Robert Lindneux (1871 — 1970) was an American painter from Denver, Colorado. He did paintings of the Old West, including Native Americans like Quanah Parker and pioneers like Buffalo Bill.

==Early life==
 In the 1860s, the family came to America, ultimately settling in New York City. Lindneux was born in 1871 and was educated in Paris, London and Germany. He was a first-generation American, as both his parents were immigrants from France.

==Career==
Lindneux became a painter in Europe. He exhibited his work in Paris in 1893. He returned to the United States, and he decided to move to Colorado and paint the American West in 1900. He traveled to Montana, Wyoming and South Dakota to do paintings of Native Americans. For example, he did a portrait of Quanah Parker, the leader of the Comanche nation.
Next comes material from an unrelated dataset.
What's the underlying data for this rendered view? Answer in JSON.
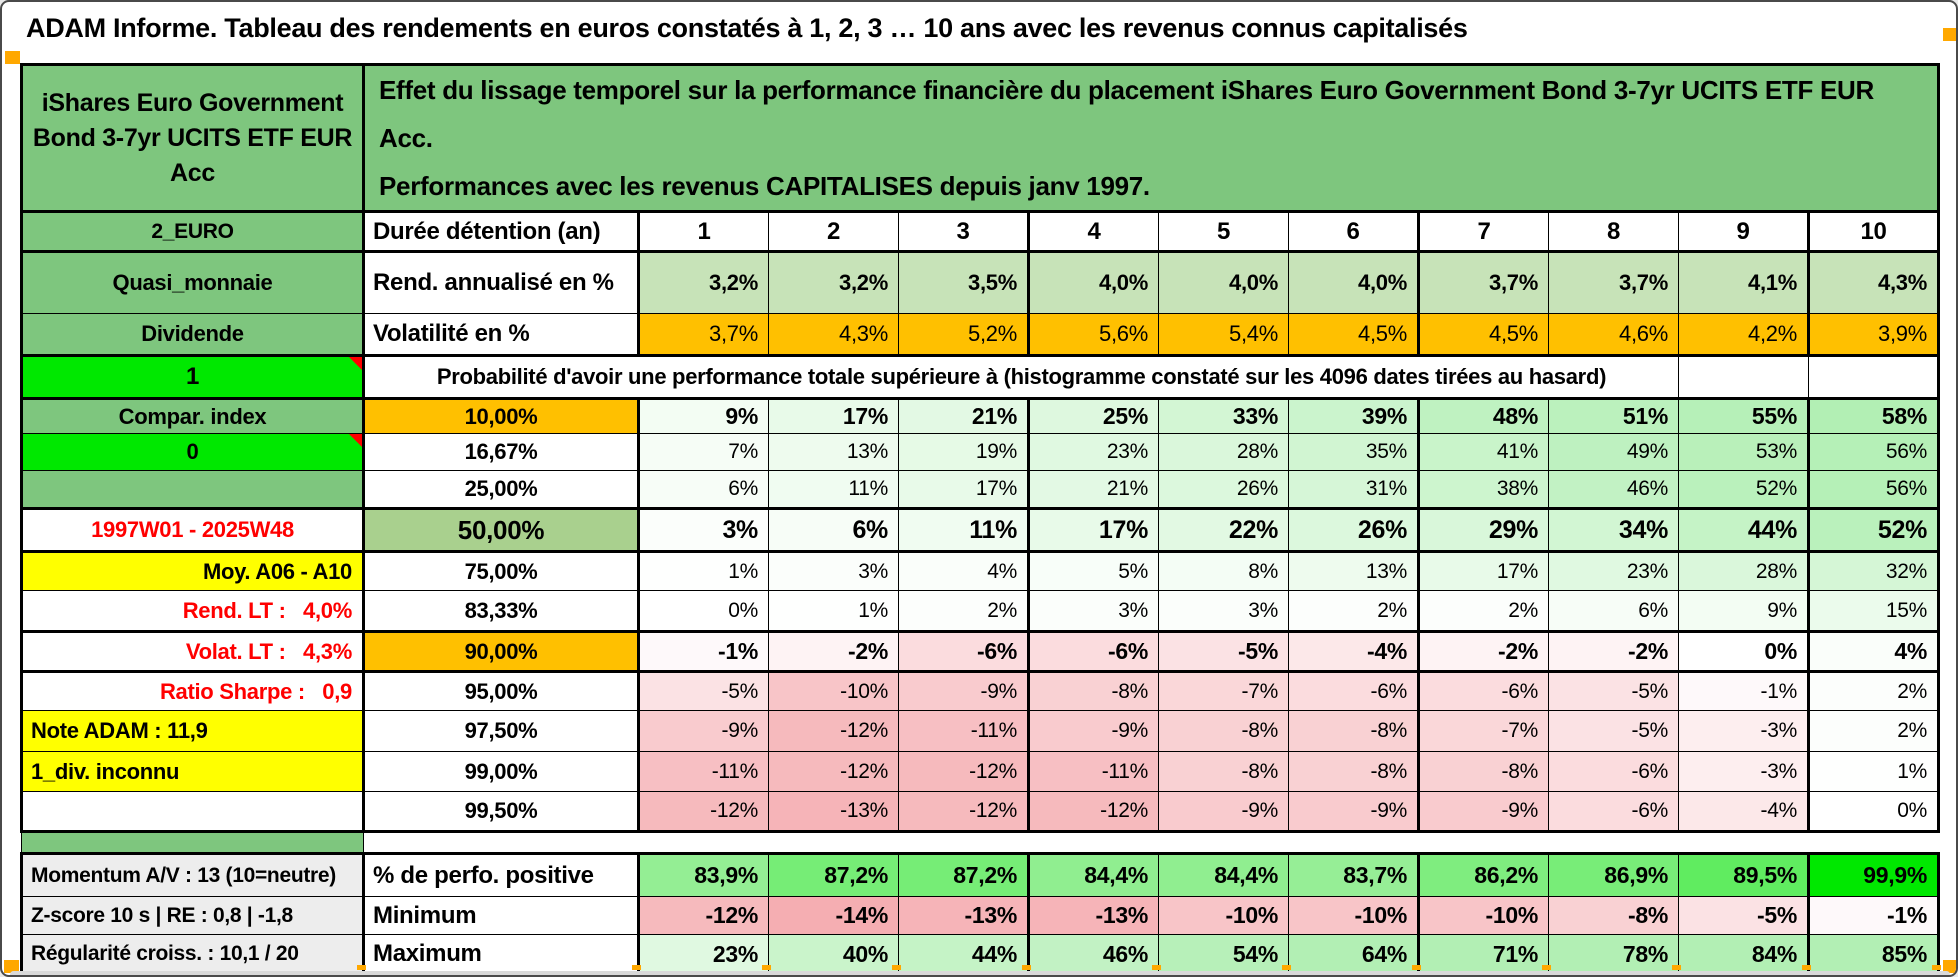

Lindneux used both charcoal and oil. In the 1900s, he taught Charles M. Russell how to use oil, and the two men painted together in Russell's studio in Great Falls, Montana. Lindneux did paintings of American pioneers like Buffalo Bill, and he exhibited his work at the Gilcrease Museum in Oklahoma. According to the Kansas City Times, he became known as "the last of the great cowboy artists."

==Personal life and death==
With his wife, Lindneux had a daughter, Marcella. They resided in Denver, Colorado.

Lindneux died in 1970 in Denver, Colorado, at age 98. The vast majority of his work was sold by his daughter to Orville and Polly Clevenger, who exhibited their collection at West Texas State University in 1982.